Carl von Clausewitz (1780 – 1831) was a Prussian general and military theorist who stressed the psychological and political aspects of war. His most notable work, Vom Kriege (On War), which was unfinished at his death, is the most important single work ever written on the theory of warfare and of strategy.

His theories are of interest to military strategists, historians, political scientists, business thinkers, and scientists. Clausewitz has inspired many important soldiers, writers, and thinkers, among them the Duke of Wellington, Lenin, Hitler, and Mao.

Von Clausewitz has also given us many pithy and well-known quotations:

  • War is the continuation of politics by other means.
  • Courage, above all things, is the first quality of a warrior.
  • It is even better to act quickly and err, than to hesitate until the time for action is past.
  • To secure peace is to prepare for war.
  • If the leader is filled with high ambition and if he pursues his aims with audacity and strength of will, he will reach them despite all obstacles.

Erwin “Desert Fox” Rommel

Erwin Rommel (1891– 1944) was a German general and military theorist. Known as the Desert Fox, he was a charismatic and popular field marshal in the German Wehrmacht (armed forces) during World War II.

Despite facing superior British forces in North Africa, Rommel managed to outwit the British with fewer tanks and fewer men. Rommel understood the strategic importance of mobility and speed as the decisive factor in attacking along the lines of least expectation.

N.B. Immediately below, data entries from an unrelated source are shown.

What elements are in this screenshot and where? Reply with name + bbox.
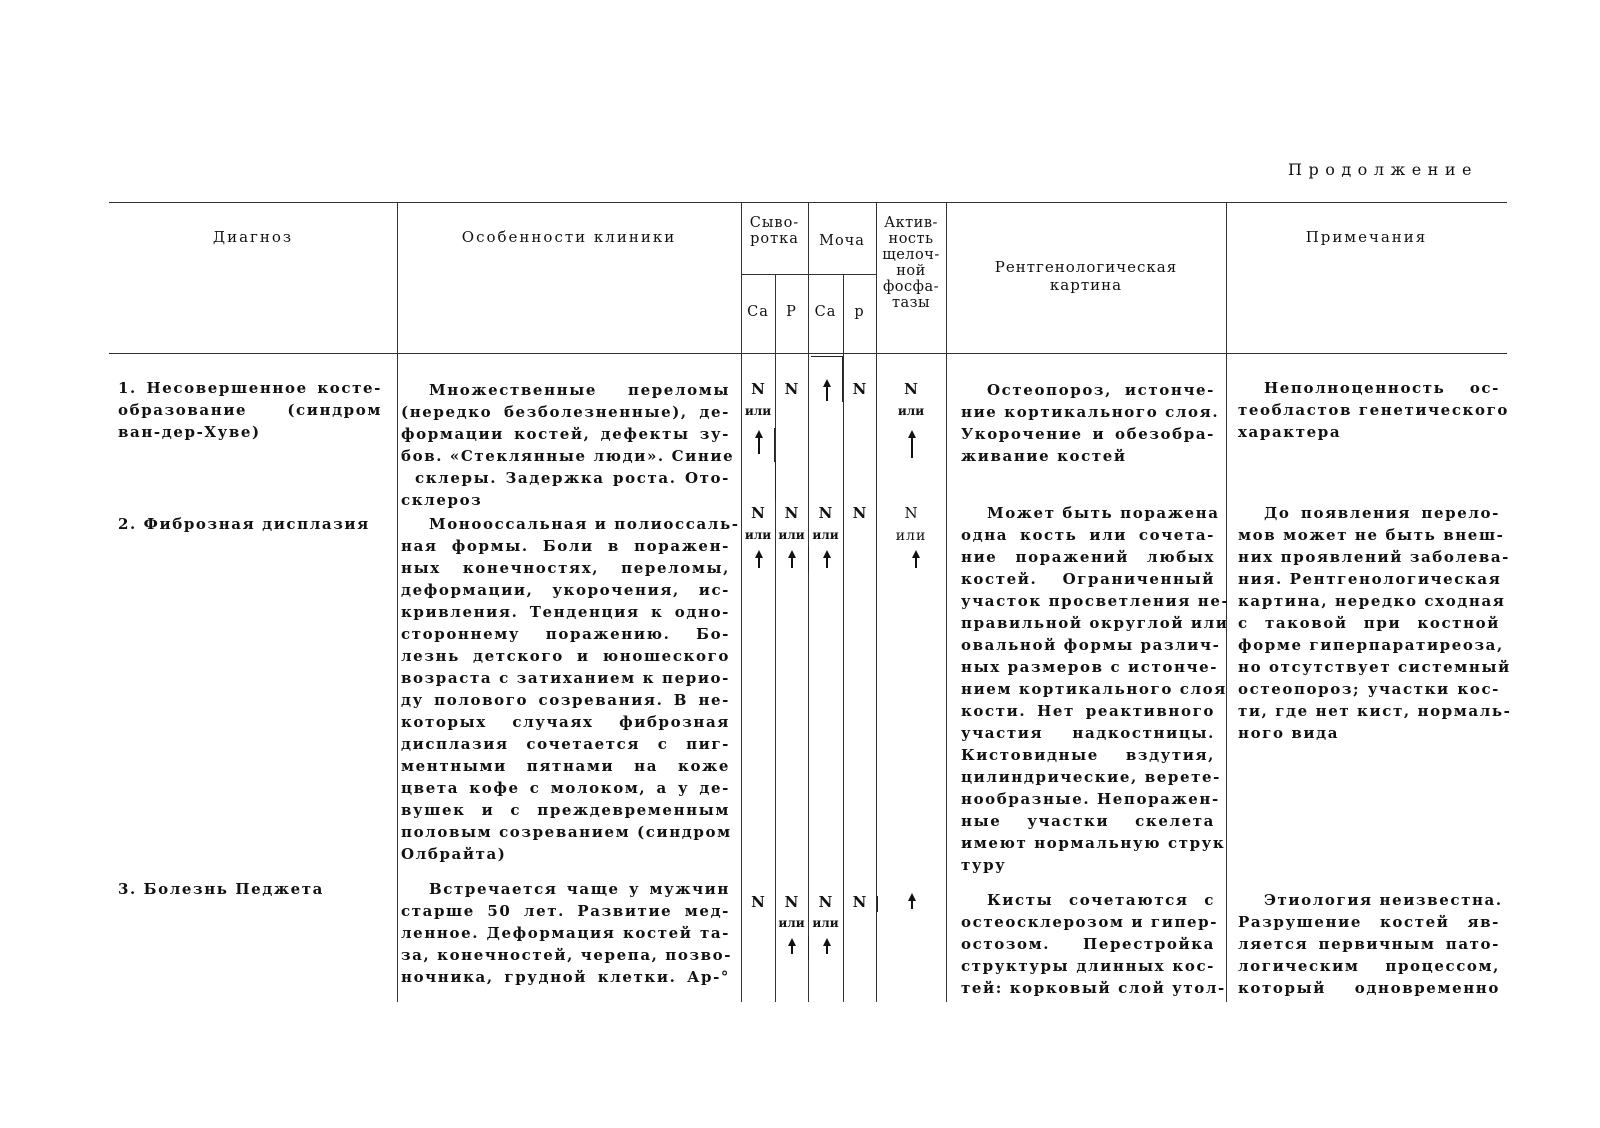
row1-serum-ca-up-arrow <box>758 432 760 454</box>
row2-xray: Может быть поражена одна кость или сочета- ние поражений любых костей. Ограниченный участок просветления не- правильной округлой или овальной формы различ- ных размеров с истонче- нием кортикального слоя кости. Нет реактивного участия надкостницы. Кистовидные вздутия, цилиндрические, верете- нообразные. Непоражен- ные участки скелета имеют нормальную струк туру <box>961 504 1230 874</box>
row2-alp-or: или <box>895 528 927 544</box>
row1-serum-ca-or: или <box>744 404 772 418</box>
row1-alp-up-arrow <box>911 432 913 458</box>
row2-serum-ca: N <box>751 504 765 522</box>
header-urine-p: p <box>854 304 865 320</box>
row3-serum-p-or: или <box>778 916 805 930</box>
row3-diagnosis: 3. Болезнь Педжета <box>118 880 324 898</box>
row1-serum-ca: N <box>751 380 765 398</box>
row3-urine-ca-up-arrow <box>826 940 828 954</box>
row1-diagnosis: 1. Несовершенное косте- образование (синдром ван-дер-Хуве) <box>118 379 382 441</box>
row2-alp: N <box>904 504 918 522</box>
row1-alp: N <box>904 380 918 398</box>
row2-serum-ca-or: или <box>744 528 772 542</box>
row3-urine-ca: N <box>818 893 833 911</box>
header-serum-p: P <box>786 304 797 320</box>
column-divider <box>946 202 947 1002</box>
header-urine: Моча <box>819 233 865 249</box>
column-divider <box>876 202 877 1002</box>
header-notes: Примечания <box>1305 228 1428 246</box>
row3-xray: Кисты сочетаются с остеосклерозом и гипер- остозом. Перестройка структуры длинных кос- тей: корковый слой утол- <box>961 891 1226 997</box>
row3-alp-up-arrow <box>911 895 913 909</box>
row2-clinic: Монооссальная и полиоссаль- ная формы. Боли в поражен- ных конечностях, переломы, деформации, укорочения, ис- кривления. Тенденция к одно- стороннему поражению. Бо- лезнь детского и юношеского возраста с затиханием к перио- ду полового созревания. В не- которых случаях фиброзная дисплазия сочетается с пиг- ментными пятнами на коже цвета кофе с молоком, а у де- вушек и с преждевременным половым созреванием (синдром Олбрайта) <box>401 515 740 863</box>
header-diagnosis: Диагноз <box>212 228 294 246</box>
row2-diagnosis: 2. Фиброзная дисплазия <box>118 515 370 533</box>
column-divider <box>397 202 398 1002</box>
row3-urine-ca-or: или <box>812 916 839 930</box>
row2-serum-p-up-arrow <box>791 552 793 568</box>
row1-xray: Остеопороз, истонче- ние кортикального слоя. Укорочение и обезобра- живание костей <box>961 381 1220 465</box>
column-divider <box>808 202 809 1002</box>
row3-clinic: Встречается чаще у мужчин старше 50 лет. Развитие мед- ленное. Деформация костей та- за, конечностей, черепа, позво- ночника, грудной клетки. Ар-° <box>401 880 733 986</box>
row3-mark <box>808 936 809 960</box>
row2-serum-ca-up-arrow <box>758 552 760 568</box>
header-urine-ca: Ca <box>814 304 837 320</box>
row3-mark <box>877 896 878 912</box>
row3-serum-p-up-arrow <box>791 940 793 954</box>
row1-mark <box>775 460 776 500</box>
row1-notes: Неполноценность ос- теобластов генетического характера <box>1238 379 1509 441</box>
row3-serum-p: N <box>784 893 799 911</box>
row1-clinic: Множественные переломы (нередко безболезненные), де- формации костей, дефекты зу- бов. «Стеклянные люди». Синие склеры. Задержка роста. Ото- склероз <box>401 381 735 509</box>
row2-urine-ca: N <box>818 504 833 522</box>
row2-mark <box>808 546 809 572</box>
row2-serum-p-or: или <box>778 528 805 542</box>
header-xray: Рентгенологическая картина <box>994 258 1178 294</box>
row2-urine-p: N <box>852 504 867 522</box>
header-serum: Сыво- ротка <box>749 215 800 247</box>
row2-alp-up-arrow <box>915 552 917 568</box>
header-alkaline-phosphatase: Актив- ность щелоч- ной фосфа- тазы <box>882 215 940 311</box>
row3-urine-p: N <box>852 893 867 911</box>
header-serum-ca: Ca <box>747 304 769 320</box>
continuation-label: Продолжение <box>1288 160 1478 179</box>
row1-mark <box>774 428 775 462</box>
row2-urine-ca-up-arrow <box>826 552 828 568</box>
row3-notes: Этиология неизвестна. Разрушение костей яв- ляется первичным пато- логическим процессом, который одновременно <box>1238 891 1503 997</box>
row2-urine-ca-or: или <box>812 528 839 542</box>
row1-urine-ca-up-arrow <box>826 381 828 401</box>
header-clinic: Особенности клиники <box>461 228 677 246</box>
row2-notes: До появления перело- мов может не быть внеш- них проявлений заболева- ния. Рентгенологическая картина, нередко сходная с таковой при костной форме гиперпаратиреоза, но отсутствует системный остеопороз; участки кос- ти, где нет кист, нормаль- ного вида <box>1238 504 1512 742</box>
row2-serum-p: N <box>784 504 799 522</box>
row1-alp-or: или <box>897 404 925 418</box>
row1-serum-p: N <box>784 380 799 398</box>
row1-mark <box>811 356 843 359</box>
row3-serum-ca: N <box>751 893 765 911</box>
row1-urine-p: N <box>852 380 867 398</box>
column-divider <box>741 202 742 1002</box>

Rommel’s gifts were a deep understanding of his men, unusual courage, and a natural gift of leadership. Rommel led from the front and mobilised his forces faster than the British were expecting and that gave Rommel the advantage despite his numerical drawback.

John D. Rockefeller

John D Rockefeller (1839 – 1937) was an American business magnate and philanthropist. He is widely considered the wealthiest American of all time and the richest person in modern history.

Rockefeller was born into a poor family in New York. He was a bookkeeper at age 16. At the age of 20, he had several business partnerships in the oil refining sector. Rockefeller founded the Standard Oil Company in 1870, at a time when the market for paraffin and petrol was skyrocketing. He ran Standard Oil (later known as Esso) until 1897 and remained its largest shareholder.

The story of Rockefeller highlights modern business strategy. Instead of focusing – like other speculators at the time – only on the next rich oil strike, his strategy was removing the inefficiencies of the oil market and getting the price of oil under control. This strategy made Rockefeller the richest person in the US and he controlled 90% of all oil in the United States at one time.

Jeff Bezos

Imagine becoming a multi-billionaire from selling books. That’s how Jeff Bezos started the e-commerce giant Amazon in 1994 in his garage in Seattle. For Bezos innovation and market dominance comes from a deep understanding of the customer and extensive knowledge of the market.

His approach is unique in that he largely ignores what the competition is doing. He strives to dominate a category by innovation. Think Amazon books and Kindle – and compare that to our general idea of a bookshop.

Starting with books, Bezos has revolutionised and dominated every category Amazon has entered. He added category after category in the lowest margin business, without profits for decades. This destroyed competitors dry and increased the number of Amazon Prime subscribers. Prime has been the core in the Amazon strategy as Prime members return to Amazon to spend a greater and greater share of wallet on each new category Amazon enters.

This selection of 10 great leaders of history in this short treatise, is a minute sample of what rich leadership biography can teach us about ourselves and how we can overcome ourselves to be great leaders.

We should also remember that many of the leaders cited above were soldiers, and we know that the military mindset does not always transfer into the world of business. Nevertheless, we can learn so much from leaders who have gone before us, both from what they have done and from what they should not have done.